Don't underline, use italics instead. Underlining is another habit left over from typewriters. Underlines were originally proofreader's marks that signified "italics." If you don't want to use italics, try making the text bold, a bit larger, or even use a different font. Or if you really want to underline something, use a graphic rule instead of the underlining function.

 3.
Always use true "curly" quotation marks and apostrophes, not the "straight up and down" inch and foot characters on the keyboard. Curly quote characters are available as part of the Windows ANSI extended character set, in most high-quality fonts, at positions 0145, 0146, 0147, and 0148. See the Character Map utility that comes with Windows for additional information on extended characters.

 4.
Always make the space before an italic word (but not the space after it) italic as well.
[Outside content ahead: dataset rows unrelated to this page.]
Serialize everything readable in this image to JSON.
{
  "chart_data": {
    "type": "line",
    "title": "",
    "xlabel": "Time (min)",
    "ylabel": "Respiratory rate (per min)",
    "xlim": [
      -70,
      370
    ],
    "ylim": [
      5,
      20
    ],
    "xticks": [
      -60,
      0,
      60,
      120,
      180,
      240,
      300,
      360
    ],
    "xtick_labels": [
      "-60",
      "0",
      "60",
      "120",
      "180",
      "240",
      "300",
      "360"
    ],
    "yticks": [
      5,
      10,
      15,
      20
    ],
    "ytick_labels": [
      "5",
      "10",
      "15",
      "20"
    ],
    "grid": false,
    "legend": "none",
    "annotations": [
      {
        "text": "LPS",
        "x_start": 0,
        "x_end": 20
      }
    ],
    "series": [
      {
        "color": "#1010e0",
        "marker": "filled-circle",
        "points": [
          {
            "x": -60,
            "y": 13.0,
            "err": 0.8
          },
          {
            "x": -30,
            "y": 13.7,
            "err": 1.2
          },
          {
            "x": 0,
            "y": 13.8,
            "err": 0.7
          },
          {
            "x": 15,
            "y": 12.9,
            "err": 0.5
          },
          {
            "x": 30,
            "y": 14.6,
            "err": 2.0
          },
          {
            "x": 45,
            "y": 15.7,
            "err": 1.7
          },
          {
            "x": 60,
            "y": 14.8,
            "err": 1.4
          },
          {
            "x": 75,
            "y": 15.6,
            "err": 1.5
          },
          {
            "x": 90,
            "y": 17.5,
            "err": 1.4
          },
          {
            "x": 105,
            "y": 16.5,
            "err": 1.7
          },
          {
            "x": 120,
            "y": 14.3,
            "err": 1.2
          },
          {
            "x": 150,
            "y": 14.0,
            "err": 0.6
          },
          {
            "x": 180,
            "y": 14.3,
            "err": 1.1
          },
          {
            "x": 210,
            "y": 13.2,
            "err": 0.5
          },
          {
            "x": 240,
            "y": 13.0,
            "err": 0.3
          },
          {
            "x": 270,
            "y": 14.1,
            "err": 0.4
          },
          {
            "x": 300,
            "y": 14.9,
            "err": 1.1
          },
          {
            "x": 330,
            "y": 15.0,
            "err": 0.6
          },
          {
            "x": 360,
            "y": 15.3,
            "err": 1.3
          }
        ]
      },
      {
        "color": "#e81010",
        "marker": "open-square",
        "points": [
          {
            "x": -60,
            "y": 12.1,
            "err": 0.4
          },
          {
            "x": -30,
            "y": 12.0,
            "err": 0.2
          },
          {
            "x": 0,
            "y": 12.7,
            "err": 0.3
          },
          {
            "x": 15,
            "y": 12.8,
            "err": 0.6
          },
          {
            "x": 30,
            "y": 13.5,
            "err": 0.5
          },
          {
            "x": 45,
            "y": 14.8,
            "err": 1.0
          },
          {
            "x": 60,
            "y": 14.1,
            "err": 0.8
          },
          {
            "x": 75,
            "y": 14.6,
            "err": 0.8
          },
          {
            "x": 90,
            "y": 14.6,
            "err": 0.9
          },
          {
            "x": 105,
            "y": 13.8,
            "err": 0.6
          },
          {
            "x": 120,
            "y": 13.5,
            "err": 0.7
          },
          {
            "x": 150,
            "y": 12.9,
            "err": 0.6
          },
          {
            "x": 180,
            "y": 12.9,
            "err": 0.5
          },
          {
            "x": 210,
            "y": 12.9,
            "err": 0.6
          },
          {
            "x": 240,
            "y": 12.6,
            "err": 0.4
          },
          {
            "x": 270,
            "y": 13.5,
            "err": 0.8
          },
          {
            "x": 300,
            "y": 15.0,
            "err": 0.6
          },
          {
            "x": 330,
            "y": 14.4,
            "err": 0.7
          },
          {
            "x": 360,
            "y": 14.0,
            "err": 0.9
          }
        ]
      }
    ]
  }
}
Since italic fonts slant to the right and usually take up less space than non-italic fonts, sometimes the space before the italic word looks a bit too large. Italicizing the space with the word makes it smaller, correcting the problem.

 5.
Never use all capital letters in body text and only rarely in headlines. All caps is hard to read because much of the variation in shape that helps the eye distinguish between letters is lost. Also, never set an ornate or script font in all capitals under any circumstances!

 6.
Avoid too many hyphenations in any paragraph, and never have more than two hyphenations in a row. Try left-aligning the text, rewording, adjusting letter or word spacing, widening the margins, kerning, or even adding spaces before the hyphenated word to move the whole word to the next line.

 7.
Always either indent the first line of paragraphs or add extra space between them, but don't do both. The indent should normally be equal to about one em, or roughly two space characters (but use tabs, not spaces, and remember that the first paragraph after a heading or subheading is NOT indented). For space between paragraphs, an entire extra carriage return is often too much. If your software has a feature to automatically adjust the space between paragraphs, set it to add space equal to about half a linespace.

 8.
Spend the time to manually adjust kerning pairs, especially in headlines. Well-kerned text is totally dependent on your eye, not the computer. The most important thing is to create visually consistent letterspacing, and the larger the letters, the more critical it is to adjust their spacing. Trust your judgment.

 9.
Try to keep line lengths to about 50 characters for maximum readability. As a general rule of thumb, an average line of type set in a serif font should be about ten words long, and sans serif lines should be a little shorter, about eight or nine words.

 10.
Never leave any widows or orphans on a page. A "widow" is a single word on a line, all by itself, at the end of a paragraph and an "orphan" is the first or last word or line of a paragraph, stranded at the bottom or top of a column. Rewrite the text, adjust letter spacing, or adjust margins.